Ma ora ero lì e non ero mai stata così vicina a me stessa come in quelle sere. Custodivo e proteggevo il benessere di chi si sente redento dal suo stesso esilio. Poi arrivò anche il Natale. Riabbracciai i parenti, scartai i regali e risi assieme alla mia famiglia sentendomi parte di un qualcosa che non mi spaventava più, non come allora, quando la mia reputazione era un nome che si portavano anche tutti loro.

Ma i doveri si avvicinavano quatti quatti, ricordandomi dove la vita vera mi aspettasse. Iniziai a fare le valigie con qualche giorno d'anticipo, a rispondere alle email e a prenotare appuntamenti. Mentre piegavo alcuni vestiti in valigia dopo una lunga sessione telefonica con Dinah, mia madre si affacciò timidamente alla porta.

La guardai credendo avesse qualcosa da dirmi, ma rimase in silenzio a fissarmi. «Tutto bene, mamma?» domandai con un sorriso apprensivo.

«É bello averti a casa.» Sospirò nostalgica di un momento che presto sarebbe giunto. «Manchi tanto a tutti noi.»

«Anche voi mi mancate. Dovreste venire a New York più spesso.»

Lei abbassò lo sguardo con aria avvilita. «Lo sai, Camila, non abbiamo tempo di incastrare i turni di lavoro e la frequenza scolastica di Sofia. É difficile.»

«No, mamma, lo so. Intendevo dire che potete venire anche senza avvisare, a me fa piacere.» Mi corressi, ma la sua desolazione non svanì.

«Perché non torni tu? A vivere qui, a Miami.» Lo disse tutto d'un fiato, come se non avesse la baldanza di ripeterlo oltre l'attimo.

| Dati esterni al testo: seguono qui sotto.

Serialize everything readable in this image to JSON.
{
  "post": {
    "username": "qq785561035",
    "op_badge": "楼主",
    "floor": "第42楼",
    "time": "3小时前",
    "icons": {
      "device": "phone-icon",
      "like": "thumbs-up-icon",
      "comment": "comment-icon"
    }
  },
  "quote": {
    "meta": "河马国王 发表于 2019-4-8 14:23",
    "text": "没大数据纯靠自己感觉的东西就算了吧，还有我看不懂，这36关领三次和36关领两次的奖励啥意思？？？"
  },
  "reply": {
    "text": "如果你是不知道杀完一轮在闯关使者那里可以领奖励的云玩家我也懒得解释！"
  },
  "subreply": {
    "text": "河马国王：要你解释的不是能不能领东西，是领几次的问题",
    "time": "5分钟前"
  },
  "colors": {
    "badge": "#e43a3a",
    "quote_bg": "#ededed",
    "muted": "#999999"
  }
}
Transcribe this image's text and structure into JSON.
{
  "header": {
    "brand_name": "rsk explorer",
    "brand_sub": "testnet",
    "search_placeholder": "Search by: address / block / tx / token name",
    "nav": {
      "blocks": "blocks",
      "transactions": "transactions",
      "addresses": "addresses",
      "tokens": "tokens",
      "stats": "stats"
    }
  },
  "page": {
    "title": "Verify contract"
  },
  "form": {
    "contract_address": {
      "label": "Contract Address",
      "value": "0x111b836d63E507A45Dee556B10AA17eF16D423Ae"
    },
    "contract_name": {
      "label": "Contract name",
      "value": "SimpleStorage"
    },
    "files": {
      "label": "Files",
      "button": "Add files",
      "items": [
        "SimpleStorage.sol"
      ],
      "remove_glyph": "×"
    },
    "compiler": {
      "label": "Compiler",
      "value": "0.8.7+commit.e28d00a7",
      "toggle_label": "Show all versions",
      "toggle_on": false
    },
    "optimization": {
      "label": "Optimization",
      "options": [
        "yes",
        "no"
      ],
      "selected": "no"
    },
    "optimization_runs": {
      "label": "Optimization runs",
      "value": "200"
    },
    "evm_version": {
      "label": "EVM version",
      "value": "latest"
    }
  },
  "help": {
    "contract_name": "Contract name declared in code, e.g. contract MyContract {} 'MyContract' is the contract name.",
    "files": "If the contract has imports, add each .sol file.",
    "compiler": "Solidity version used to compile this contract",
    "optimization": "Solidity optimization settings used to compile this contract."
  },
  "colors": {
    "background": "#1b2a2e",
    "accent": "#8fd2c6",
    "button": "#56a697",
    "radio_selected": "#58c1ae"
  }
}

Mi girai, senza parole, a guardarla. Come si toccava la speranza di una madre senza ferirla? Dirle di no sarebbe stato atroce, ma dirle di sì sarebbe stato peggio. Potevo lottare per una verità, ma non sapevo combattere per una bugia.

«Mamma...» Non mi diede il tempo di iniziare nemmeno a pensarci.

«Sofia sta crescendo, voglio dire...» Aveva capito che la sua positività era vana, dunque la riversava in aggressività per non sbarazzarsene troppo in fretta. «Dovresti essere qui, dovresti starle vicino, fare la sorella.»

Deglutì a fatica il nodo in gola. Non voglio fingere che non fossi ferita, ma ci sono momenti in cui il dolore di un altro dovrebbe renderci altruistici. Soprattutto se é una madre.

«Sofia sa di poter contare su di me. Ci sentiamo quasi sempre. Non manco in niente per lei.» Spiegai tranquillamente, tentando di dare un senso alla sua sofferente irrazionalità.

«Non sei qui, é una mancanza che non puoi colmare questa. Per nessuno di noi.» La sua rabbia non erano solo spine, ma anche fiori appassiti e nessuno dovrebbe giudicare mai un campo senza vita.

«Mamma, io non tornerò.» Tagliai di netto il discorso, perché parlarne avrebbe fatto più male.

«Perché sei un'egoista. Pensi solo ai soldi, alla carriera, ma noi? Lo sai quanti sacrifici abbiamo fatto per darti ciò che hai?»